Lucia.
I backed up two steps, then peeked through the open doorway.
She was there all right, standing solemnly in the center of the room, her round, cherubic face full of its usual gloom.
“Lucia.” I pressed a hand to my pounding heart. “You shouldn’t sneak up on people like that. You seriously scared the crap out of me.”
She said nothing. She merely stood there in her riding clothes, her heels together, her bangs curling into her large, dark eyes, her mouth a tiny, reproachful pink rosebud.
“Look,” I said, coming into the room and closing the door behind me so we wouldn’t be overheard. “I’m sorry about the dog. He’s shut up in the garage so he won’t bother you anymore. And thank you for the flowers. But you shouldn’t have done what you did to Father Dominic. He’s a good man, and he wasn’t there to hurt Becca. No one wants to hurt you, either, Lucia. We all want to—”
She lifted one arm. I flinched instinctively and took a stumbling step backward, toward the door. Normally I’m not such a coward, but I remembered only too well the strength in those pudgy little arms.
She wasn’t trying to hurt me, however. She was pointing at something on the wall.
I looked in the direction she was pointing. It was Debbie’s “inspiration board.”
Debbie had shown it to me earlier, though I hadn’t paid too much attention. It was one of her crafts. She’d had each of the girls make one, too. Theirs had been more amusing. Cotton-tail, it turned out, was heavily inspired by the theatrical work of Jiminy Cricket.
“What?” I asked Lucia, stepping toward Debbie’s inspiration board. “Is there something here about what happened to you?”
Lucia looked angry, which I’d come to realize was her go-to expression.
But before I had a chance to duck for cover, she disappeared, which was admittedly a relief. I had to hand it to the kid: she was learning to handle her emotions. Now instead of lashing out, she was going to her happy place, wherever that was. I didn’t care, as long as it was far away from me.
I switched on a desk lamp so I could examine Debbie’s board a little more closely, looking for what Lucia had been trying to show me. It was an elaborately decorative thing, corkboard covered over with ivory wrapping paper, then bound with gold ribbon and strands of imitation pearls. She’d pressed photos of supermodels onto it with thumbtacks shaped like crowns, and here and there were also photos of the girls, a few as babies, but most of them were more recent, many of them from events I recognized. There were no photos at all of Brad, or of me. I tried not to take it personally.
At first I couldn’t see what Lucia could possibly have been pointing at. There was nothing at all on it to do with her, nothing about horses, or Sacred Trinity, or Becca, or even Kelly Prescott Walters, Becca’s stepmom and Debbie’s best friend.

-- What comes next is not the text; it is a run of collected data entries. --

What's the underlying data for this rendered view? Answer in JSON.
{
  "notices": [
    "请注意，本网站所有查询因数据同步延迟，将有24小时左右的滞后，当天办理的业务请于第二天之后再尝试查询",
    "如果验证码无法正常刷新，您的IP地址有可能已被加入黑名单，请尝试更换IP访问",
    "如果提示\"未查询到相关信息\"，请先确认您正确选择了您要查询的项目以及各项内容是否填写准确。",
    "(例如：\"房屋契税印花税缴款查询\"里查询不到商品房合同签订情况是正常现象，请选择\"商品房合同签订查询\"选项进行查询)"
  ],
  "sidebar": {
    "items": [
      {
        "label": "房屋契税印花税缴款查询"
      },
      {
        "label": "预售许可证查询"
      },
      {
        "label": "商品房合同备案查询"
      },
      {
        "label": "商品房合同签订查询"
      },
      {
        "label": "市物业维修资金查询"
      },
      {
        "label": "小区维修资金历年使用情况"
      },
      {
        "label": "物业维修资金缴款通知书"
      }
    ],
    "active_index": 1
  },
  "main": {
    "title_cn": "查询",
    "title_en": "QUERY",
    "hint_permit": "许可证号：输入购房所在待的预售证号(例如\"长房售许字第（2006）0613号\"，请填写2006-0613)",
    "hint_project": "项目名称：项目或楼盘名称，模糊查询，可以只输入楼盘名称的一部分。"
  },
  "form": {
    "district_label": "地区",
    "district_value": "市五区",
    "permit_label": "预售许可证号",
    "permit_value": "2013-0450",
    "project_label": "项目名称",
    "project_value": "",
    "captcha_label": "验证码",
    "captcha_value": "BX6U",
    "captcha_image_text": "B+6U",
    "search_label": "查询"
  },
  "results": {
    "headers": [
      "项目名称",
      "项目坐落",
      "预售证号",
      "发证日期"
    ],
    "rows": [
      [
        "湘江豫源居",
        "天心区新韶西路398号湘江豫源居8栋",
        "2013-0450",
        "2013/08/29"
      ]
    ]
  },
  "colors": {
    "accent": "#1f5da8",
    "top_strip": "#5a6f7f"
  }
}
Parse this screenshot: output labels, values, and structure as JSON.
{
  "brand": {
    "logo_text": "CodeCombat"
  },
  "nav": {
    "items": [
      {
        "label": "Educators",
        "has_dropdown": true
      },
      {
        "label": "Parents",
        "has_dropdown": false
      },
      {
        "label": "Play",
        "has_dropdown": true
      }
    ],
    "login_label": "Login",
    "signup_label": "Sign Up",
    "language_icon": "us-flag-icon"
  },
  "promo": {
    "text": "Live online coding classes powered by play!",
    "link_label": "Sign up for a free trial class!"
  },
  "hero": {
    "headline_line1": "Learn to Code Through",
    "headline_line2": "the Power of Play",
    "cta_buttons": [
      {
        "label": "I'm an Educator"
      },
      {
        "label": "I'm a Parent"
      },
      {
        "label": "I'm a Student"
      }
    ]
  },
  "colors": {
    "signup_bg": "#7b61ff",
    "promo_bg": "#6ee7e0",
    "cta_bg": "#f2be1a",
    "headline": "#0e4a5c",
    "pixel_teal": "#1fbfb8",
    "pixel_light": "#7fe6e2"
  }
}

Then I realized Lucia hadn’t been pointing at something connected to her. It was something Lucia wanted me to see because she thought it was connected to me. Maybe it was another way of her saying she was sorry? She must have sensed the bougainvillea blossoms hadn’t been a hit, but this, this would really help me out.

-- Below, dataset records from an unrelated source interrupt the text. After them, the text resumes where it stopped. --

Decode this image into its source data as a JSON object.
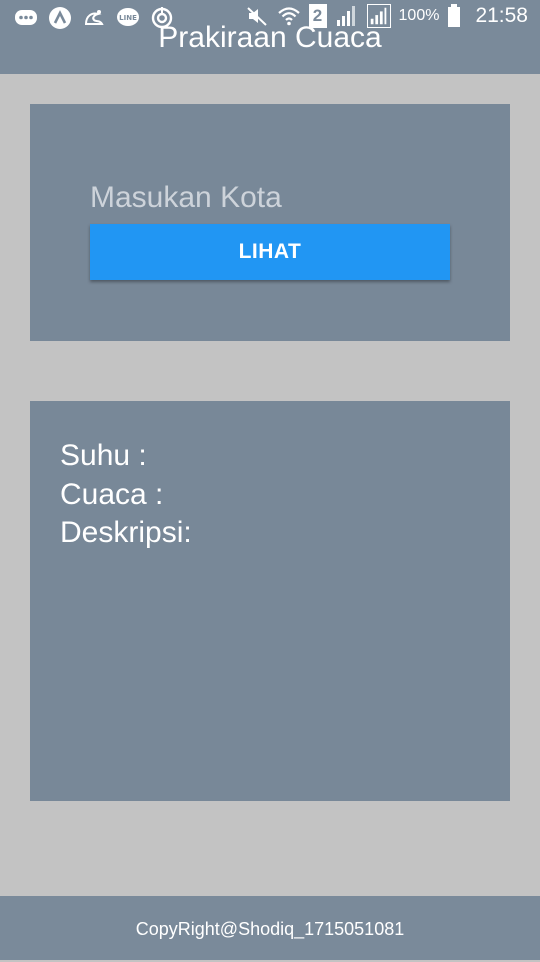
{
  "status_bar": {
    "battery": "100%",
    "time": "21:58",
    "sim_slot": "2",
    "icons_left": [
      "messages-icon",
      "arc-icon",
      "uc-browser-icon",
      "line-icon",
      "sync-icon"
    ],
    "icons_right": [
      "vibrate-mute-icon",
      "wifi-icon",
      "sim-2-icon",
      "signal-icon",
      "signal-2-icon",
      "battery-icon"
    ]
  },
  "app": {
    "title": "Prakiraan Cuaca"
  },
  "form": {
    "city_placeholder": "Masukan Kota",
    "city_value": "",
    "submit_label": "LIHAT"
  },
  "result": {
    "temperature_label": "Suhu :",
    "weather_label": "Cuaca :",
    "description_label": "Deskripsi:"
  },
  "footer": {
    "copyright": "CopyRight@Shodiq_1715051081"
  },
  "colors": {
    "header": "#7a8a9a",
    "card": "#788898",
    "background": "#c3c3c3",
    "button": "#2196f3"
  }
}
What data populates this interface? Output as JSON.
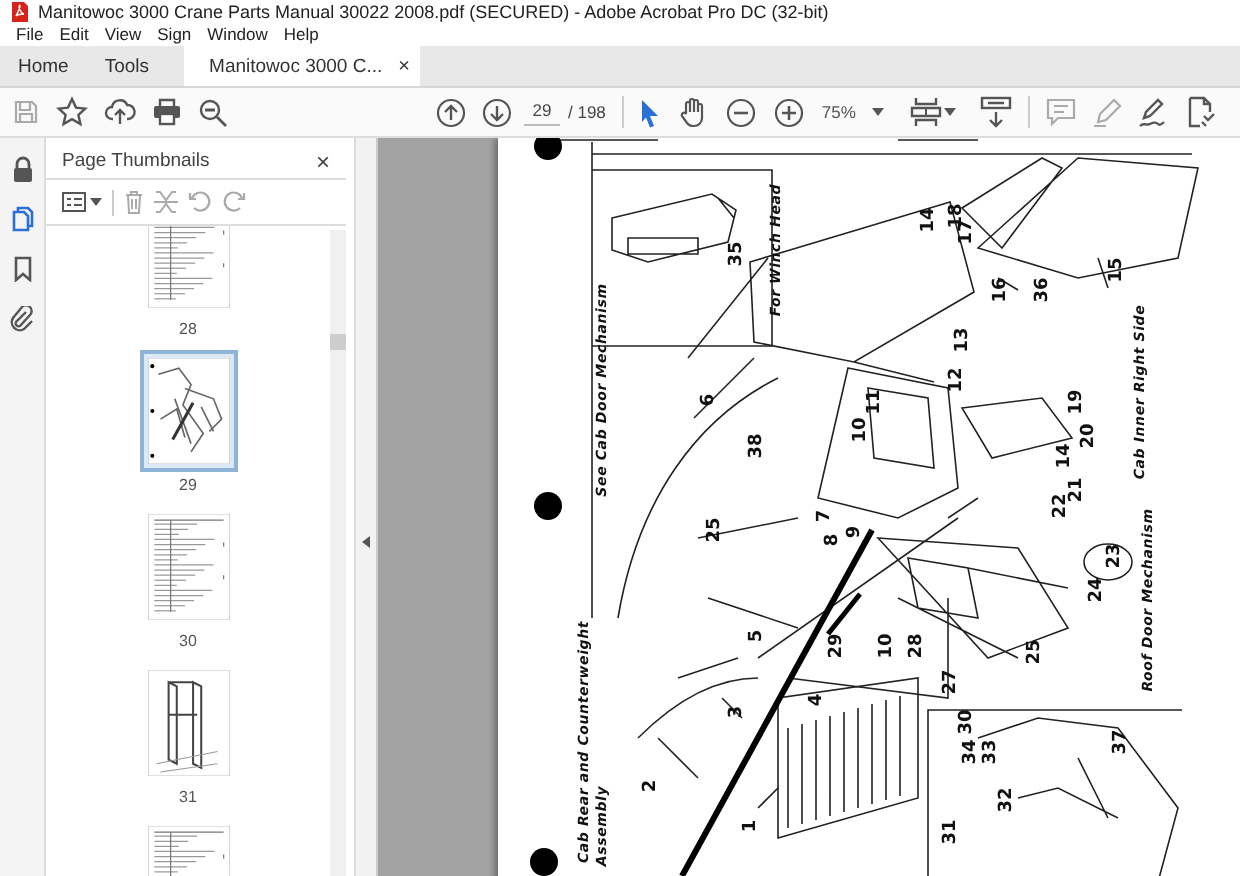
{
  "window": {
    "title": "Manitowoc 3000 Crane Parts Manual 30022 2008.pdf (SECURED) - Adobe Acrobat Pro DC (32-bit)"
  },
  "menu": [
    "File",
    "Edit",
    "View",
    "Sign",
    "Window",
    "Help"
  ],
  "tabs": [
    {
      "label": "Home",
      "selected": false
    },
    {
      "label": "Tools",
      "selected": false
    },
    {
      "label": "Manitowoc 3000 C...",
      "selected": true,
      "close": "×"
    }
  ],
  "toolbar": {
    "page_number": "29",
    "page_total": "/ 198",
    "zoom": "75%"
  },
  "side_rail": [
    {
      "kind": "lock",
      "selected": false
    },
    {
      "kind": "pages",
      "selected": true
    },
    {
      "kind": "bookmark",
      "selected": false
    },
    {
      "kind": "attachment",
      "selected": false
    }
  ],
  "thumbnails_panel": {
    "title": "Page Thumbnails",
    "close": "×",
    "pages": [
      {
        "kind": "table",
        "label": "28",
        "selected": false
      },
      {
        "kind": "diagram",
        "label": "29",
        "selected": true
      },
      {
        "kind": "table",
        "label": "30",
        "selected": false
      },
      {
        "kind": "frame",
        "label": "31",
        "selected": false
      },
      {
        "kind": "table",
        "selected": false
      }
    ]
  },
  "document": {
    "captions": [
      "For Winch Head",
      "See Cab Door Mechanism",
      "Cab Inner Right Side",
      "Roof Door Mechanism",
      "Cab Rear and Counterweight",
      "Assembly"
    ],
    "callouts": [
      "35",
      "14",
      "18",
      "17",
      "16",
      "36",
      "15",
      "13",
      "12",
      "11",
      "10",
      "19",
      "20",
      "14",
      "21",
      "6",
      "38",
      "22",
      "7",
      "8",
      "9",
      "25",
      "23",
      "24",
      "5",
      "29",
      "10",
      "28",
      "25",
      "27",
      "4",
      "3",
      "2",
      "1",
      "30",
      "34",
      "33",
      "37",
      "32",
      "31"
    ]
  }
}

It was CeeCee’s alumni newsletter, printed out from Brad and Debbie’s home computer, and turned to a page with a photo of Paul Slater, looking dark-haired and blue-eyed and tanned and relaxed as he leaned against a sports car, his muscular arms folded across his chest, a self-satisfied smirk on his handsome face. The car was a Porsche (of course it was. He’d always driven expensive sports cars.).
The caption beneath the photo read, Business Is Booming for One Mission Academy Alum. The article beneath it read, Paul Slater Becomes Overnight Success.
Ouch. Really, CeeCee? I was going to have to have a word with her about her hyperbolic headlines.
Hanging next to the photo was the tassel from Debbie’s high school graduation cap. I recognized it because I had one just like it.
Or I’d had one, anyway. It had disappeared the night Paul had shoved me up against that wall and I’d kneed him in the groin, then run right past Debbie, who’d been so delighted to find him there, since her own boyfriend, Brad, had been busy throwing up on Kelly Prescott’s Louboutins.
How had Paul put it?
Oh, right. I’d left him to Debbie’s not-so-tender ministrations. “She straddled me like she thought I was a damned gigolo,” Paul had complained.
Well, so what if Paul and Debbie had had their fun graduation night? Brad’s the one who married her. Seven months later, Debbie had given birth to triplets.
Triplets born prematurely and with the gift of mediation, which neither of their parents or grandparents possessed.
And then, like a bolt from the sky, I knew what Lucia was trying to tell me—why she thought this would help.
It didn’t help, though. It kept me awake for the rest of the night.
It was probably going to keep me awake forever.